Brokers see little sign of mortgage improvement for self-employed borrowers

Brokers see little sign of mortgage improvement for self-employed borrowers


Despite the gradual reopening of businesses as lockdown eases and more lenders pushing up the loan to value curve (LTV) to 95 per cent, self-employed borrowers are still seen as risky business.

According to the latest Mortgage Solutions poll, some 61 per cent of brokers said the mortgage outlook was not improving for homeowners who worked for themselves, while 22 per cent said they thought it was.

Santander was applauded by brokers for changing its lending policy to discount the 20/21 set of accounts for self-employed borrowers who have suffered an out of ordinary loss of earnings. But the other big banks said they did not plan to do the same.

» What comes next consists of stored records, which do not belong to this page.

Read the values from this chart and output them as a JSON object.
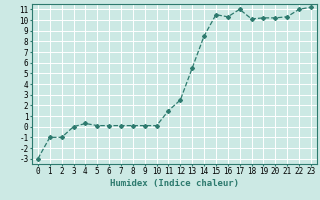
{
  "x": [
    0,
    1,
    2,
    3,
    4,
    5,
    6,
    7,
    8,
    9,
    10,
    11,
    12,
    13,
    14,
    15,
    16,
    17,
    18,
    19,
    20,
    21,
    22,
    23
  ],
  "y": [
    -3,
    -1,
    -1,
    0,
    0.3,
    0.1,
    0.1,
    0.1,
    0.1,
    0.1,
    0.1,
    1.5,
    2.5,
    5.5,
    8.5,
    10.5,
    10.3,
    11.0,
    10.1,
    10.2,
    10.2,
    10.3,
    11.0,
    11.2
  ],
  "line_color": "#2d7a6e",
  "marker": "D",
  "marker_size": 2.0,
  "bg_color": "#cce9e4",
  "grid_color": "#ffffff",
  "xlabel": "Humidex (Indice chaleur)",
  "xlim": [
    -0.5,
    23.5
  ],
  "ylim": [
    -3.5,
    11.5
  ],
  "yticks": [
    -3,
    -2,
    -1,
    0,
    1,
    2,
    3,
    4,
    5,
    6,
    7,
    8,
    9,
    10,
    11
  ],
  "xticks": [
    0,
    1,
    2,
    3,
    4,
    5,
    6,
    7,
    8,
    9,
    10,
    11,
    12,
    13,
    14,
    15,
    16,
    17,
    18,
    19,
    20,
    21,
    22,
    23
  ],
  "tick_fontsize": 5.5,
  "xlabel_fontsize": 6.5,
  "line_width": 0.9
}
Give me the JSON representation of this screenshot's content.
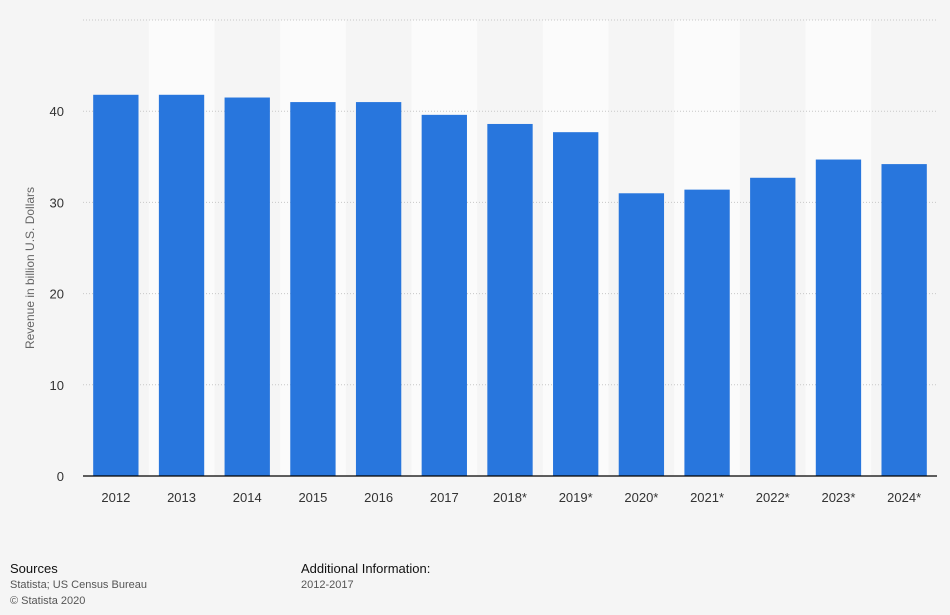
{
  "chart_data": {
    "type": "bar",
    "categories": [
      "2012",
      "2013",
      "2014",
      "2015",
      "2016",
      "2017",
      "2018*",
      "2019*",
      "2020*",
      "2021*",
      "2022*",
      "2023*",
      "2024*"
    ],
    "values": [
      41.8,
      41.8,
      41.5,
      41.0,
      41.0,
      39.6,
      38.6,
      37.7,
      31.0,
      31.4,
      32.7,
      34.7,
      34.2
    ],
    "title": "",
    "xlabel": "",
    "ylabel": "Revenue in billion U.S. Dollars",
    "ylim": [
      0,
      50
    ],
    "yticks": [
      0,
      10,
      20,
      30,
      40
    ],
    "grid": true,
    "bar_color": "#2876dd"
  },
  "footer": {
    "sources_heading": "Sources",
    "sources_line1": "Statista; US Census Bureau",
    "sources_line2": "© Statista 2020",
    "additional_heading": "Additional Information:",
    "additional_line1": "2012-2017"
  }
}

NatWest is reviewing its current policy that excludes borrowers who have applied for a Self-Employment Income Support Scheme (SEISS) and Barclays is also believed to be looking at its current rules but neither have indicated they will adopt Santander’s approach.

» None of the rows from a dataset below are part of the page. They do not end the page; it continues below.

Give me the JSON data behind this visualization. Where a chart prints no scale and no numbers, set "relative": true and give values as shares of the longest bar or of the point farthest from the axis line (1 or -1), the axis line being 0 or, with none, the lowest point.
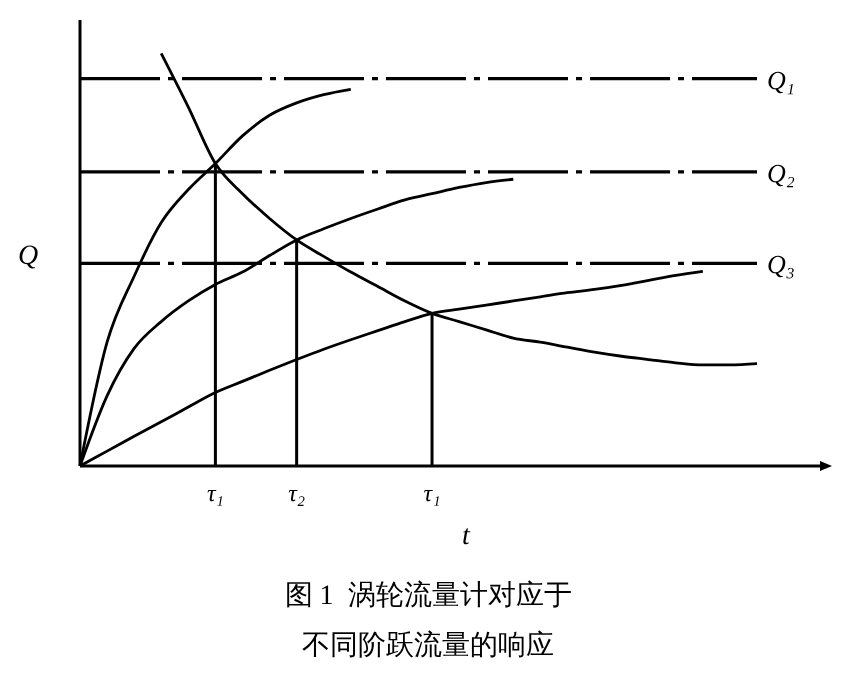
{
  "chart_data": {
    "type": "line",
    "relative": true,
    "xlabel": "t",
    "ylabel": "Q",
    "legend": false,
    "marker": "none",
    "categories": [
      null,
      null,
      null,
      null,
      null,
      "τ₁",
      null,
      null,
      "τ₂",
      null,
      null,
      null,
      null,
      "τ₁",
      null,
      null,
      null,
      null,
      null,
      null,
      null,
      null,
      null,
      null,
      null,
      null
    ],
    "series": [
      {
        "name": "Q₁",
        "color": "#000000",
        "line_style": "dashed",
        "values": [
          0.939,
          0.939,
          0.939,
          0.939,
          0.939,
          0.939,
          0.939,
          0.939,
          0.939,
          0.939,
          0.939,
          0.939,
          0.939,
          0.939,
          0.939,
          0.939,
          0.939,
          0.939,
          0.939,
          0.939,
          0.939,
          0.939,
          0.939,
          0.939,
          0.939,
          0.939
        ]
      },
      {
        "name": "Q₂",
        "color": "#000000",
        "line_style": "dashed",
        "values": [
          0.713,
          0.713,
          0.713,
          0.713,
          0.713,
          0.713,
          0.713,
          0.713,
          0.713,
          0.713,
          0.713,
          0.713,
          0.713,
          0.713,
          0.713,
          0.713,
          0.713,
          0.713,
          0.713,
          0.713,
          0.713,
          0.713,
          0.713,
          0.713,
          0.713,
          0.713
        ]
      },
      {
        "name": "Q₃",
        "color": "#000000",
        "line_style": "dashed",
        "values": [
          0.491,
          0.491,
          0.491,
          0.491,
          0.491,
          0.491,
          0.491,
          0.491,
          0.491,
          0.491,
          0.491,
          0.491,
          0.491,
          0.491,
          0.491,
          0.491,
          0.491,
          0.491,
          0.491,
          0.491,
          0.491,
          0.491,
          0.491,
          0.491,
          0.491,
          0.491
        ]
      },
      {
        "color": "#000000",
        "line_style": "solid",
        "values": [
          0,
          0.3,
          0.46,
          0.59,
          0.67,
          0.733,
          0.8,
          0.85,
          0.88,
          0.9,
          0.913,
          null,
          null,
          null,
          null,
          null,
          null,
          null,
          null,
          null,
          null,
          null,
          null,
          null,
          null,
          null
        ]
      },
      {
        "color": "#000000",
        "line_style": "solid",
        "values": [
          0,
          0.17,
          0.285,
          0.35,
          0.4,
          0.44,
          0.47,
          0.51,
          0.548,
          0.575,
          0.6,
          0.623,
          0.645,
          0.66,
          0.675,
          0.687,
          0.695,
          null,
          null,
          null,
          null,
          null,
          null,
          null,
          null,
          null
        ]
      },
      {
        "color": "#000000",
        "line_style": "solid",
        "values": [
          0,
          0.036,
          0.072,
          0.107,
          0.143,
          0.178,
          0.205,
          0.232,
          0.258,
          0.283,
          0.306,
          0.328,
          0.35,
          0.37,
          0.38,
          0.39,
          0.4,
          0.41,
          0.42,
          0.428,
          0.438,
          0.45,
          0.462,
          0.472,
          null,
          null
        ]
      },
      {
        "color": "#000000",
        "line_style": "solid",
        "values": [
          null,
          null,
          null,
          1,
          0.87,
          0.733,
          0.66,
          0.6,
          0.548,
          0.508,
          0.47,
          0.435,
          0.4,
          0.37,
          0.35,
          0.33,
          0.31,
          0.3,
          0.288,
          0.276,
          0.266,
          0.258,
          0.25,
          0.245,
          0.245,
          0.248
        ]
      },
      {
        "type": "bar",
        "color": "#000000",
        "values": [
          null,
          null,
          null,
          null,
          null,
          0.733,
          null,
          null,
          0.548,
          null,
          null,
          null,
          null,
          0.37,
          null,
          null,
          null,
          null,
          null,
          null,
          null,
          null,
          null,
          null,
          null,
          null
        ]
      }
    ],
    "annotations": [
      "图 1  涡轮流量计对应于",
      "不同阶跃流量的响应"
    ]
  }
}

Nick Morrey, product technical manager, John Charcol, said: “Santander is holding a blazing torch for the self-employed.

“Most lenders look at the latest two years accounts. But the 20/21 year could look pretty shocking, however, it would be a blip on an otherwise normal record with HMRC.

“By ignoring that year and taking off any commitments for government assistance the bank is practising responsible lending. Looking at 19/20 accounts and current business bank statements is a huge leap forward compared to how underwriters have been forced to ascertain affordability for the last ten years.”

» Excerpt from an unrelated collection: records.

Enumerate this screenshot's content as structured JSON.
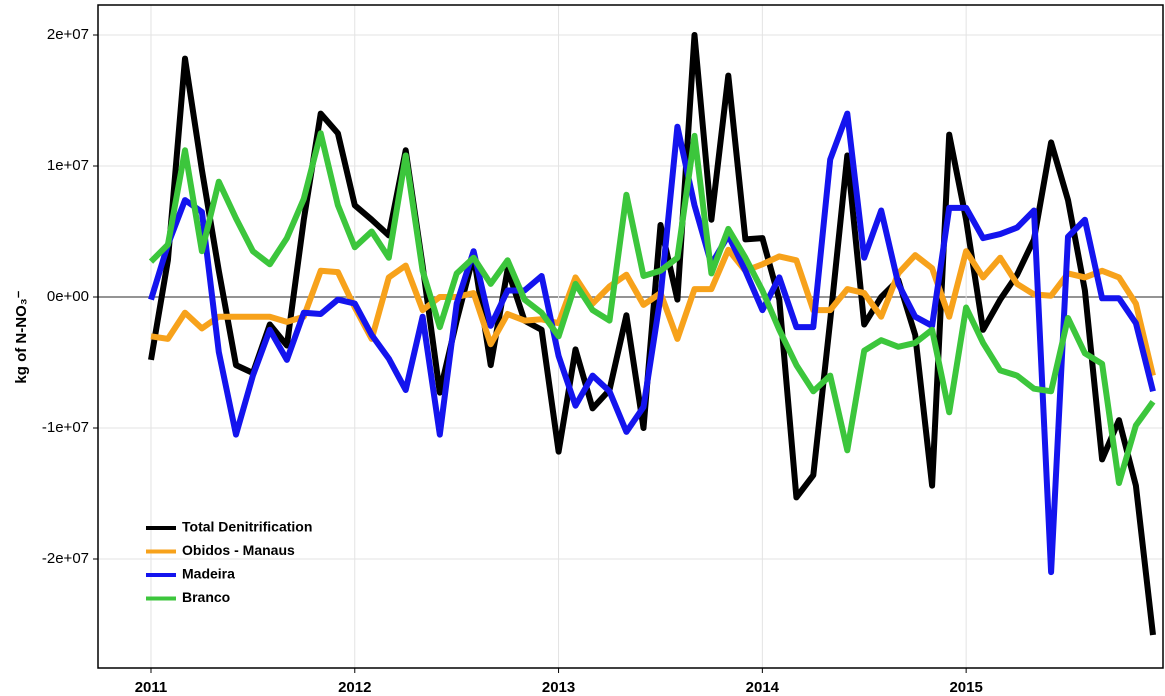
{
  "chart_data": {
    "type": "line",
    "y_label": "kg of N-NO₃⁻",
    "x": [
      2011,
      2011.083,
      2011.167,
      2011.25,
      2011.333,
      2011.417,
      2011.5,
      2011.583,
      2011.667,
      2011.75,
      2011.833,
      2011.917,
      2012,
      2012.083,
      2012.167,
      2012.25,
      2012.333,
      2012.417,
      2012.5,
      2012.583,
      2012.667,
      2012.75,
      2012.833,
      2012.917,
      2013,
      2013.083,
      2013.167,
      2013.25,
      2013.333,
      2013.417,
      2013.5,
      2013.583,
      2013.667,
      2013.75,
      2013.833,
      2013.917,
      2014,
      2014.083,
      2014.167,
      2014.25,
      2014.333,
      2014.417,
      2014.5,
      2014.583,
      2014.667,
      2014.75,
      2014.833,
      2014.917,
      2015,
      2015.083,
      2015.167,
      2015.25,
      2015.333,
      2015.417,
      2015.5,
      2015.583,
      2015.667,
      2015.75,
      2015.833,
      2015.917
    ],
    "xlim": [
      2010.74,
      2015.966
    ],
    "xticks": [
      2011,
      2012,
      2013,
      2014,
      2015
    ],
    "ylim": [
      -28320000.0,
      22290000.0
    ],
    "yticks": [
      {
        "value": -20000000.0,
        "label": "-2e+07"
      },
      {
        "value": -10000000.0,
        "label": "-1e+07"
      },
      {
        "value": 0,
        "label": "0e+00"
      },
      {
        "value": 10000000.0,
        "label": "1e+07"
      },
      {
        "value": 20000000.0,
        "label": "2e+07"
      }
    ],
    "grid": true,
    "legend_position": "lower-left",
    "series": [
      {
        "name": "Total Denitrification",
        "color": "#000000",
        "values": [
          -4800000.0,
          2800000.0,
          18200000.0,
          9700000.0,
          2000000.0,
          -5200000.0,
          -5800000.0,
          -2100000.0,
          -3700000.0,
          5900000.0,
          14000000.0,
          12500000.0,
          7000000.0,
          5900000.0,
          4700000.0,
          11200000.0,
          2400000.0,
          -7300000.0,
          -1800000.0,
          3200000.0,
          -5200000.0,
          2100000.0,
          -1800000.0,
          -2500000.0,
          -11800000.0,
          -4000000.0,
          -8500000.0,
          -7100000.0,
          -1400000.0,
          -10000000.0,
          5500000.0,
          -200000.0,
          20000000.0,
          5900000.0,
          16900000.0,
          4400000.0,
          4500000.0,
          -200000.0,
          -15300000.0,
          -13600000.0,
          -1800000.0,
          10800000.0,
          -2100000.0,
          0,
          1300000.0,
          -2900000.0,
          -14400000.0,
          12400000.0,
          5900000.0,
          -2500000.0,
          -200000.0,
          1700000.0,
          4400000.0,
          11800000.0,
          7400000.0,
          500000.0,
          -12400000.0,
          -9400000.0,
          -14400000.0,
          -25800000.0
        ]
      },
      {
        "name": "Obidos - Manaus",
        "color": "#f7a21b",
        "values": [
          -3000000.0,
          -3200000.0,
          -1200000.0,
          -2400000.0,
          -1500000.0,
          -1500000.0,
          -1500000.0,
          -1500000.0,
          -1900000.0,
          -1500000.0,
          2000000.0,
          1900000.0,
          -800000.0,
          -3200000.0,
          1500000.0,
          2400000.0,
          -1000000.0,
          0,
          0,
          300000.0,
          -3600000.0,
          -1300000.0,
          -1800000.0,
          -1700000.0,
          -2000000.0,
          1500000.0,
          -500000.0,
          800000.0,
          1700000.0,
          -600000.0,
          300000.0,
          -3200000.0,
          600000.0,
          600000.0,
          3600000.0,
          2000000.0,
          2500000.0,
          3100000.0,
          2800000.0,
          -1000000.0,
          -1000000.0,
          600000.0,
          300000.0,
          -1500000.0,
          1800000.0,
          3200000.0,
          2200000.0,
          -1500000.0,
          3500000.0,
          1500000.0,
          3000000.0,
          1000000.0,
          200000.0,
          100000.0,
          1800000.0,
          1500000.0,
          2000000.0,
          1500000.0,
          -500000.0,
          -6000000.0
        ]
      },
      {
        "name": "Madeira",
        "color": "#1414ee",
        "values": [
          -200000.0,
          4000000.0,
          7400000.0,
          6500000.0,
          -4200000.0,
          -10500000.0,
          -6000000.0,
          -2500000.0,
          -4800000.0,
          -1200000.0,
          -1300000.0,
          -200000.0,
          -500000.0,
          -2900000.0,
          -4700000.0,
          -7100000.0,
          -1500000.0,
          -10500000.0,
          -500000.0,
          3500000.0,
          -2200000.0,
          500000.0,
          500000.0,
          1600000.0,
          -4500000.0,
          -8300000.0,
          -6000000.0,
          -7200000.0,
          -10300000.0,
          -8400000.0,
          0,
          13000000.0,
          7000000.0,
          2500000.0,
          4700000.0,
          2000000.0,
          -1000000.0,
          1500000.0,
          -2300000.0,
          -2300000.0,
          10500000.0,
          14000000.0,
          3000000.0,
          6600000.0,
          1000000.0,
          -1500000.0,
          -2200000.0,
          6800000.0,
          6800000.0,
          4500000.0,
          4800000.0,
          5300000.0,
          6600000.0,
          -21000000.0,
          4600000.0,
          5900000.0,
          -100000.0,
          -100000.0,
          -2000000.0,
          -7200000.0
        ]
      },
      {
        "name": "Branco",
        "color": "#3cc63c",
        "values": [
          2700000.0,
          4000000.0,
          11200000.0,
          3500000.0,
          8800000.0,
          6000000.0,
          3500000.0,
          2500000.0,
          4500000.0,
          7500000.0,
          12500000.0,
          7000000.0,
          3800000.0,
          5000000.0,
          3000000.0,
          10800000.0,
          2000000.0,
          -2300000.0,
          1800000.0,
          3000000.0,
          1000000.0,
          2800000.0,
          -200000.0,
          -1200000.0,
          -3000000.0,
          1000000.0,
          -1000000.0,
          -1800000.0,
          7800000.0,
          1600000.0,
          2000000.0,
          3000000.0,
          12300000.0,
          1800000.0,
          5200000.0,
          3000000.0,
          500000.0,
          -2500000.0,
          -5200000.0,
          -7200000.0,
          -6000000.0,
          -11700000.0,
          -4100000.0,
          -3300000.0,
          -3800000.0,
          -3500000.0,
          -2500000.0,
          -8800000.0,
          -800000.0,
          -3500000.0,
          -5600000.0,
          -6000000.0,
          -7000000.0,
          -7200000.0,
          -1600000.0,
          -4300000.0,
          -5100000.0,
          -14200000.0,
          -9800000.0,
          -8000000.0
        ]
      }
    ]
  }
}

Because lenders use the average earnings from the last two years accounts, the pandemic stricken tax year of 20/21 will still be hampering borrowers’ mortgage applications until 2023 unless lenders rethink their policies.

Currently, the 20/21 accounting period is not required by most lenders as they are still happy to work from 19/20 as the latest accounting year. But that will change as the year progresses says Morrey.

“This situation will start to bite in quarter four,” he said. “At that stage lenders will start to say that the 19/20 accounts are too old to rely on and so 20/21 accounts will start to be requested.

“We are hoping to see other banks take a pragmatic view of the plight of the self-employed before Q4.”

Simon Butler, head of mortgages at self-employed specialist CMME, said his recent talks with lenders have indicated a willingness to relax underwriting policies for self-employed borrowers but lenders are being tight lipped about when changes will be implemented.

Despite Santander’s decision to disregard 20/21 accounts, its LTV for self-employed borrowers remains conservative at 75 per cent.

Morrey says until other lenders adopt a similar income policy to Santander, the bank is unlikely to raise the LTV limit.

Nationwide, meanwhile, has no plans to relax its rule around contractor income.

Before the pandemic, the building society used 80 per cent of the annualised day rate. This was pulled back to 50 per cent and there are no plans yet to revert to the original calculation.

Butler said CMME was placing more than 300 cases a month with Nationwide before it curtailed its income policy. Now they rarely use the lender.

An obstacle facing many of his contractor clients is not a specific self-employed issue, said Butler. Instead it is a tightening of credit scoring in the higher LTV bands that was stopping deals from progressing.

He said a lot of borrowers who are self-employed prefer to take a higher LTV mortgage than use up all their savings getting together a bigger deposit. But securing a high LTV mortgage was proving tough.

“Although lenders are presenting options in the high LTV bands there is a lack of appeal to lend in this part of the market so credit scoring is very restrictive,” he said.